Perol me lanzó una mirada de reojo y maldije mi impaciencia. No pretendía cerrarle la boca. Tenía que enterarme de los rumores, de todos los rumores.

—Bueno… —Vacilaba, pero no podía ignorar el reclamo de mis atentos oídos—. Las preguntas que surgen siempre cuando una mujer no concibe hasta que su marido sale de viaje y, de repente, ella va y anuncia que está embarazada de él. —Miró a su alrededor para ver quién más estaba escuchando. Todo el mundo parecía afanarse en sus tareas, pero no dudaba que muchas orejas apuntaban en nuestra dirección—. ¿Por qué ahora? Tan de repente. Y si sabía que estaba embarazada, ¿en qué estaba pensando cuando salió a caballo en plena noche, camino de la batalla? Es una conducta extraña para una reina que lleva dentro al heredero del trono.

—Bueno —intenté no alzar la voz—, supongo que cuando nazca el chiquillo se sabrá cuándo fue concebido. Los que quieran contar lunas con los dedos podrán hacerlo entonces. Además —me acerqué a ella con gesto conspirador—, he oído que algunas de sus damas de compañía lo sabían antes de su partida. Lady Paciencia, por ejemplo, y su doncella Cordonia.

Tendría que asegurarme de que Paciencia alardeara de su precoz perspicacia y de que Cordonia chismorreara entre el servicio.

—Ah. Ésa. —El desdén de Perol Sara acabó con mis sueños de victoria fácil—. Mira, no te ofendas, Traspié, pero a veces se comporta de forma muy rara. Cordonia, en cambio, Cordonia tiene los pies en la tierra. Pero no es muy habladora y tampoco le interesa lo que dicen los demás.

—Bueno —sonreí y le guiñé un ojo—, pues yo me enteré gracias a ellas. Y mucho antes de ir a Bahía Pulcritud. —Me acerqué todavía más—. Pregunta por ahí. Apuesto a que descubrirás que la reina Kettricken ha estado bebiendo té de hojas de frambuesa para mitigar sus mareos matutinos. Pregunta, a ver si no tengo razón. Me apuesto una pieza de plata a que sí la tengo.

—¿Una pieza de plata? Anda, como si yo la tuviera. Pero preguntaré, Traspié, vaya que sí. Y tendría que darte vergüenza no haber compartido antes conmigo una noticia tan jugosa. ¡Con todo lo que yo te cuento!

—Bueno, te compensaré. ¡La reina Kettricken no es la única que espera un bebé!

—¿Oh? ¿Quién es la otra?

Sonreí.

—Todavía no te lo puedo decir. Pero serás de las primeras en enterarte, por lo que he oído.

No sabía quién más podía estar embarazada, pero era prudente decir que lo estaba, o estaría, alguna de las mujeres del castillo con el tiempo suficiente para sustentar mi rumor. Necesitaba que Perol estuviera contenta conmigo si quería contar con ella para enterarme de las habladurías de la corte. Asintió animadamente con la cabeza y me guiñó un ojo.

Terminó de sazonar la pata de venado.

—Vale, Dod, coge esto y cuélgalo de los ganchos para la carne encima del fuego grande. En uno alto, que quiero que se ase, no que se chamusque. Arreando, vamos. ¿Pote? ¿Dónde está la leche que te pedí que trajeras?

Me proveí de pan y manzanas antes de dirigirme a mi cuarto. Una cena frugal, pero exquisita para alguien tan desfallecido como yo. Subí directamente a mi habitación, me lavé, cené y me tumbé en la cama. Esa noche tendría pocas oportunidades de hablar con el rey, pero quería estar tan alerta como fuese posible durante el banquete.

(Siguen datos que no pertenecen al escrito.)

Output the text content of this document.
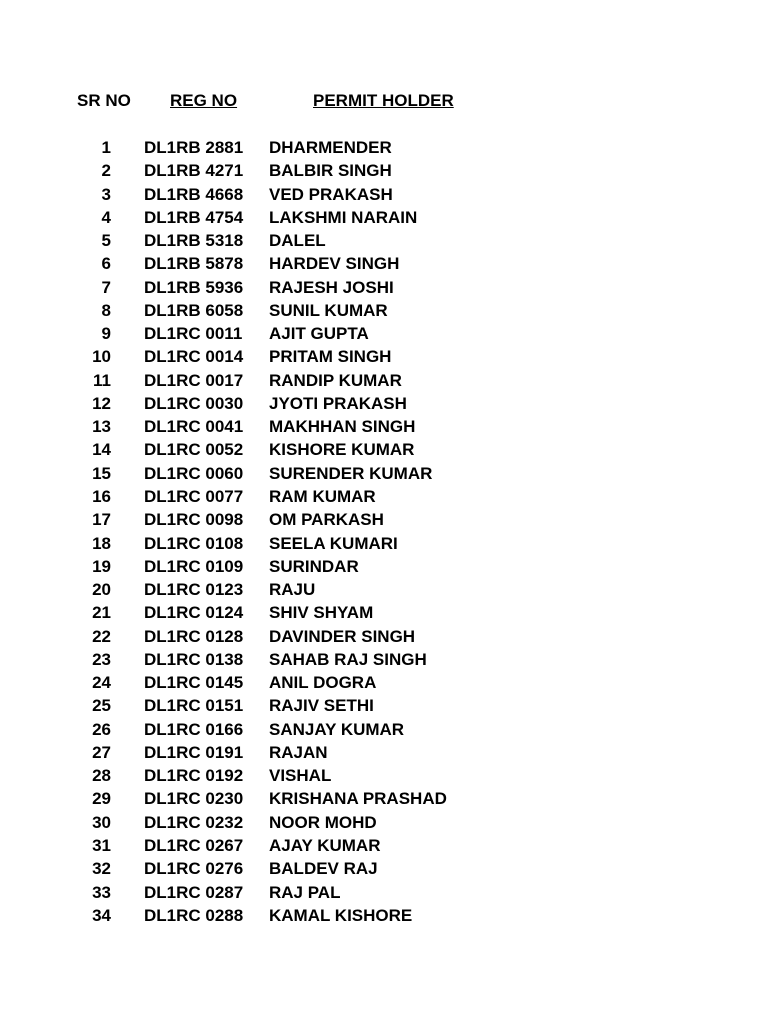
SR NO REG NO	PERMIT HOLDER
1 DL1RB 2881 DHARMENDER
2 DL1RB 4271 BALBIR SINGH
3 DL1RB 4668 VED PRAKASH
4 DL1RB 4754 LAKSHMI NARAIN
5 DL1RB 5318 DALEL
6 DL1RB 5878 HARDEV SINGH
7 DL1RB 5936 RAJESH JOSHI
8 DL1RB 6058 SUNIL KUMAR
9 DL1RC 0011 AJIT GUPTA
10 DL1RC 0014 PRITAM SINGH
11 DL1RC 0017 RANDIP KUMAR
12 DL1RC 0030 JYOTI PRAKASH
13 DL1RC 0041 MAKHHAN SINGH
14 DL1RC 0052 KISHORE KUMAR
15 DL1RC 0060 SURENDER KUMAR
16 DL1RC 0077 RAM KUMAR
17 DL1RC 0098 OM PARKASH
18 DL1RC 0108 SEELA KUMARI
19 DL1RC 0109 SURINDAR
20 DL1RC 0123 RAJU
21 DL1RC 0124 SHIV SHYAM
22 DL1RC 0128 DAVINDER SINGH
23 DL1RC 0138 SAHAB RAJ SINGH
24 DL1RC 0145 ANIL DOGRA
25 DL1RC 0151 RAJIV SETHI
26 DL1RC 0166 SANJAY KUMAR
27 DL1RC 0191 RAJAN
28 DL1RC 0192 VISHAL
29 DL1RC 0230 KRISHANA PRASHAD
30 DL1RC 0232 NOOR MOHD
31 DL1RC 0267 AJAY KUMAR
32 DL1RC 0276 BALDEV RAJ
33 DL1RC 0287 RAJ PAL
34 DL1RC 0288 KAMAL KISHORE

Pensé en ir a ver a Kettricken para pedirle que no llorara todavía la muerte de Veraz. Pero sabía que no podría librarme de sus damas de compañía y hablar a solas con ella. ¿Y si me equivocaba? No. Cuando pudiera demostrar que Veraz seguía con vida sería el momento adecuado para hablar con ella.

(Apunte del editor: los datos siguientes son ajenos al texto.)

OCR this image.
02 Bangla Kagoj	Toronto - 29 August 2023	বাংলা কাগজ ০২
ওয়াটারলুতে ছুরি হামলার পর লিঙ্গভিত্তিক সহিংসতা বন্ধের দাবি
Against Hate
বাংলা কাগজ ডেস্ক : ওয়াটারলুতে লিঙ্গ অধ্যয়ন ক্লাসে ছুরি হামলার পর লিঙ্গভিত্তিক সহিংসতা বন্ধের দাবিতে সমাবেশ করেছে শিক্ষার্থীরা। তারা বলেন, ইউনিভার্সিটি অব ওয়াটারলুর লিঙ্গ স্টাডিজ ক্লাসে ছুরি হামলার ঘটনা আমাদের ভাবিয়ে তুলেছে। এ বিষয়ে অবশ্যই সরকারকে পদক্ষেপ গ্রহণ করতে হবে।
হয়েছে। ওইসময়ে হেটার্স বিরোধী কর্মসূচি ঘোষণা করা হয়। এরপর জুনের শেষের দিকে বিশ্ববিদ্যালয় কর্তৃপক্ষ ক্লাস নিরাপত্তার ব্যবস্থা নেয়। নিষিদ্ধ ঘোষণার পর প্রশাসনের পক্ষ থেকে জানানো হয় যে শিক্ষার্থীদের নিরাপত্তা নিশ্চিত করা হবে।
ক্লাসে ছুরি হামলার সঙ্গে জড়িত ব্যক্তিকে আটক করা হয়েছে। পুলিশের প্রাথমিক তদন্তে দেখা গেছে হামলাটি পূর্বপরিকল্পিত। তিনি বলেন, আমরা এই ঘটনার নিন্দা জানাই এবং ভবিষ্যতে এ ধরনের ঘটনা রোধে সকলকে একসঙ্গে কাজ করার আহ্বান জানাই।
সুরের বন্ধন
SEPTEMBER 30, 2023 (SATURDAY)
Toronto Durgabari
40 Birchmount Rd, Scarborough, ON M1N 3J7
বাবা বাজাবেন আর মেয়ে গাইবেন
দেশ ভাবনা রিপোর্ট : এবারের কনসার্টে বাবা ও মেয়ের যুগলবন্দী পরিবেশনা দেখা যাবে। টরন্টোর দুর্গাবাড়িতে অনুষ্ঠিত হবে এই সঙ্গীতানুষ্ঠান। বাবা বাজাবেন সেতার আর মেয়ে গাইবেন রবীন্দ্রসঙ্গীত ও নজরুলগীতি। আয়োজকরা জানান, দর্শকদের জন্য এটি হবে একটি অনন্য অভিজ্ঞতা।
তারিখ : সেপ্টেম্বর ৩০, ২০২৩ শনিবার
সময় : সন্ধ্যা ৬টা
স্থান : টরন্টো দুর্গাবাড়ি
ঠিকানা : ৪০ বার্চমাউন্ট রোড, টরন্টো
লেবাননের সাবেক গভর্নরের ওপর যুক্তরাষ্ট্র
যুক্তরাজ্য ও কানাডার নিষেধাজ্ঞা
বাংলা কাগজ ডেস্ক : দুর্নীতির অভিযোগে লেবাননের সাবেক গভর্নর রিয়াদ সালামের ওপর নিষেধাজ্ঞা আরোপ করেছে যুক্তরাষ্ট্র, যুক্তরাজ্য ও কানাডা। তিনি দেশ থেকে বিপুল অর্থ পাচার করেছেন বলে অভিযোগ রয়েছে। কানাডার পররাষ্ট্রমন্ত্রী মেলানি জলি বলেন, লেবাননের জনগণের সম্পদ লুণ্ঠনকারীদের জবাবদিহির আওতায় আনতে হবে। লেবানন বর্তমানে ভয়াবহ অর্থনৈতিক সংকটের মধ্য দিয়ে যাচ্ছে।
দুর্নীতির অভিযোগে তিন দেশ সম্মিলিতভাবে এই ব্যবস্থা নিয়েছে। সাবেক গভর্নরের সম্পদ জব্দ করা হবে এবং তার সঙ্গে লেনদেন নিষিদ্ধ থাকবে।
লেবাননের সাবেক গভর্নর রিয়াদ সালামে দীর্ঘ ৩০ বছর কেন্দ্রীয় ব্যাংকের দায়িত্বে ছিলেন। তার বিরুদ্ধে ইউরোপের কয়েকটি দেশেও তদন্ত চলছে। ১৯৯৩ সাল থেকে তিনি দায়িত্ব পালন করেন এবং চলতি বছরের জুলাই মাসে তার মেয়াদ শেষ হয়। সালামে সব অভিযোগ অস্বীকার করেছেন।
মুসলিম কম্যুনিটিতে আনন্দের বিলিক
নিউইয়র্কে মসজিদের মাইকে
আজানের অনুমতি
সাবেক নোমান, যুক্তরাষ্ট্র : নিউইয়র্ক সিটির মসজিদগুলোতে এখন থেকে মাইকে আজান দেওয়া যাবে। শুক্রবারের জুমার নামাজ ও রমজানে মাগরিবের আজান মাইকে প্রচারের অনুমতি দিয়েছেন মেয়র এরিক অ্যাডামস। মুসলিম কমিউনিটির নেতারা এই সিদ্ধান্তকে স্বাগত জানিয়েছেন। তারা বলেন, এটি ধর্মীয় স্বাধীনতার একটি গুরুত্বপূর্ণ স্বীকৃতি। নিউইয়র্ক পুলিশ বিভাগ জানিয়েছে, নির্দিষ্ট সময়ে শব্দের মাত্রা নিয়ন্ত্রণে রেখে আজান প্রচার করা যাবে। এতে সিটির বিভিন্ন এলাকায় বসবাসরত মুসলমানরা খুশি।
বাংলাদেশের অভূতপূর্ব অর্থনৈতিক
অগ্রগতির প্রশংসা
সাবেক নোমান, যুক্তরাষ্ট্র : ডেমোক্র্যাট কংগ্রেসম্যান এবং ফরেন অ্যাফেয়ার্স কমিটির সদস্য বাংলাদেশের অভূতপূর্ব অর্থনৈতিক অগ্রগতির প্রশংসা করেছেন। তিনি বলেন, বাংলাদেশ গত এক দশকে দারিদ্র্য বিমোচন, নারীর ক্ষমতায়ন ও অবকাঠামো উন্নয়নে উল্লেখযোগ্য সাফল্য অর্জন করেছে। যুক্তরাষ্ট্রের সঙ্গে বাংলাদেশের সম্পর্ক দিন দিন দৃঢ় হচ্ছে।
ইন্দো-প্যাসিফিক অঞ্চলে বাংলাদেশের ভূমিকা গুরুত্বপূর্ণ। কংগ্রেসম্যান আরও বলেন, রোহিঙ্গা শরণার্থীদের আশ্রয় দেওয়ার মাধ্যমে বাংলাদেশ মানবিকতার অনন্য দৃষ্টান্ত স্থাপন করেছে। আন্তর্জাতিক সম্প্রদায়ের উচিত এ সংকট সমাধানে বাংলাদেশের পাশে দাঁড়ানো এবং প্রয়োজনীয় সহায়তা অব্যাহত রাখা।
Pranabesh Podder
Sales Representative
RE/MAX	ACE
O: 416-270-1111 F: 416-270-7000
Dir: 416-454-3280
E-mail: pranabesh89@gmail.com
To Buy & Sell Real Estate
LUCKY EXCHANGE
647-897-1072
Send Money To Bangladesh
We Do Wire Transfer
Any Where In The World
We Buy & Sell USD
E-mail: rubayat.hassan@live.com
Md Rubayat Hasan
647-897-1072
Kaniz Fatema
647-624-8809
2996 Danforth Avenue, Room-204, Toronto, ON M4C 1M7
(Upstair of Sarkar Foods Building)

Me desperté más tarde cuando llamaron a mi puerta. Me quedé inmóvil un momento, sin saber si había oído algo, antes de levantarme para descorrer los cerrojos y entreabrir la puerta. El bufón estaba en el pasillo. No sabía qué me sorprendía más, si el hecho de que hubiera preferido llamar en vez de burlar los cerrojos o su atuendo. Me quedé boquiabierto. Hizo una gentil reverencia, entró en mi cuarto y cerró la puerta a su espalda. Corrió un par de cerrojos, se colocó en el centro de la sala y extendió los brazos. Describió un lento círculo para que yo pudiera admirarlo.

—¿Y bien?

—No pareces tú —barboteé.

—Ésa era mi intención. —Estiró su jubón, tiró de sus mangas para lucir mejor no sólo sus brocados sino también las aberturas que mostraban la rica tela del forro. Ahuecó las plumas de su sombrero y ajustó éste sobre su cabello incoloro. Los colores iban del índigo más oscuro al más pálido azur, y la cara blanca del bufón, como un huevo pelado, asomaba entre ellos—. Los bufones ya no se llevan.

Me senté despacio en la cama.

—Regio te ha vestido así —dije, sin voz.

—Casi. Me dio la ropa, sí, pero me vestí yo solito. Si los bufones ya no se llevan, imagínate, qué decir del ayuda de cámara de un bufón.

—¿Y el rey Artimañas? ¿Es que tampoco él se lleva? —pregunté con acritud.

—Lo que no se lleva es preocuparse abiertamente por el rey Artimañas —repuso. Ensayó una pirueta, se interrumpió, se enderezó con la dignidad que exigían sus ropas y se paseó por la estancia—. Esta noche voy a sentarme a la mesa del príncipe Regio e intentaré hacer alarde de ingenio y jovialidad. ¿Crees que se me dará bien?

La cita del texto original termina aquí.